Better perhaps to take the testimony of playing partner and reigning champion Alex Noren after Mcilroy picked apart the West Course yesterday for a seven-under 65 to take him to 12-under after 36 holes.
“That’s the best round I’ve ever seen,” said the Swede. “I’m about to quit golf, I think. I don’t think I’ve ever seen anything like that. It’s just shot after shot after shot.”
It could be the canny Swede trying to lull McIlroy into a false sense of security. Noren did, after all, haul in Australia’s Andrew Dodt last year from seven shots in arrears with a final round 62. One suspects, at a mere five strokes back with 36 holes still to play, he’s not waving the white flag just yet.
But it’s unlikely to waver McIlroy either, as he knows what can happen in the sort of muggy, moist weekend we’re promised here; the sort of frustration that caused Thomas Pieters to snap a club shaft behind his neck after an errant shot. Don’t try that at home, folks.
And of course McIlroy himself made up seven shots on Thomas Bjorn on his way to his 2014 victory in this championship.
“Jeez, I could go out and shoot two more 65s over the weekend and still get beaten,” he reasoned after his round. “You can’t expect to win. All I expect is to out there and control what I can control.
“Does my name on the leaderboard send a message? Not really, I played two good rounds of golf, I’ll need another two to win. I don’t think anyone cares if my name’s on the leaderboard or anyone else’s.”
And McIlroy adds with some conviction that he doesn’t feel entirely comfortable with his game yet, although obviously he’s nearing that point every day.
“I’m still missing a shot here and there,” he said, and indeed he did miss three glaring birdie chances on the first three holes and didn’t birdie either of the closing par fives.
“I was 21 holes into the tournament so I wasn’t upset, I knew there were more chances to come,” he continued. “And I’ve made four pars (on the final two holes) when I really should be making at least, two birdies, but I played the other par fives well.
“It all balances itself out, but I would to play those two holes a little better tomorrow.”
Perhaps the ominous thing is that McIlroy is seeing so many chances, and that his putting seems so on point. He has trended towards overwhelming streaks of success at his best and it feels like one is brewing, like it did in 2014.
“There was a bit of a flow going on in the back nine,” he said. “I was hitting good shots and good putts and got a little bit of momentum and that went with me.
“But I still feel like there’s a bit of work to do. There were a couple of loose shots out there, so it’s still not 100 per cent where I want it, but it’s getting there. It’s going in the right direction.”
The other benefit, of course, is that he is no longer hampered by the rib injury that plagued him throughout last year.
“It makes a huge difference, to know I’m going to be able to stand and hit balls all day and it won’t affect me, it won’t hurt me and I won’t feel the effects of it next day,” he said.
“You take that for granted when you’re not injured, and because that’s what we need to do, we need to stand on the range hit balls and get comfortable.

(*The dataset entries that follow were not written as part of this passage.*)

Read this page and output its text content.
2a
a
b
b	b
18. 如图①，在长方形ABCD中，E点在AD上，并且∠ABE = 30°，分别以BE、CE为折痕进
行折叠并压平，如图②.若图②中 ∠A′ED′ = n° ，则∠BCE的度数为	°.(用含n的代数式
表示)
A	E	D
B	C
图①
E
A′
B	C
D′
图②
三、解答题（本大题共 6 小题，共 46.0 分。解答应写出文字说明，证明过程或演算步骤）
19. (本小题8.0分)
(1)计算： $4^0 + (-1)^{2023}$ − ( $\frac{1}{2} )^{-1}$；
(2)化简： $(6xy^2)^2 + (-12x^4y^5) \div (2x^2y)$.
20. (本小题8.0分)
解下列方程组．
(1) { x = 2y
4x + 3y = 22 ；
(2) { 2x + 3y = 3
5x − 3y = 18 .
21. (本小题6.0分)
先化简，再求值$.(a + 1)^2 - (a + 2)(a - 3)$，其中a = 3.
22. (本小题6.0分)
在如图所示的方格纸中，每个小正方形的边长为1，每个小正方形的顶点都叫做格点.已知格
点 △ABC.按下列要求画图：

And if you can get enough repetitions all this out here becomes a little bit easier.”
Sam Horsfield, the winner of the Tour’s Qualifying School last November, is the man closest to McIlroy and actually has more momentum going, standing at ten-under for the 27 holes since the turn on Thursday.
The 21-year-old certainly recognises who it is three shots ahead of him.
“I think any time you’re playing on the weekend and you’re up there near Rory, I think you’re going to be doing pretty well,” he said. “I’m just looking forward to tomorrow, whether I am playing with Rory or whoever, I’m going to go out there and give it my all.”
The threat to McIlroy may yet come from the proven winners behind him like Tommy Fleetwood, who cruised into third on his own with a 66, or Noren, Kiradech Aphibarnrat, or even Branden Grace and his old friend Graeme McDowell – making a significant bid to relinquish the vice-captaincy duties for the Ryder Cup he assumed only on Tuesday with rounds of 71 and 67.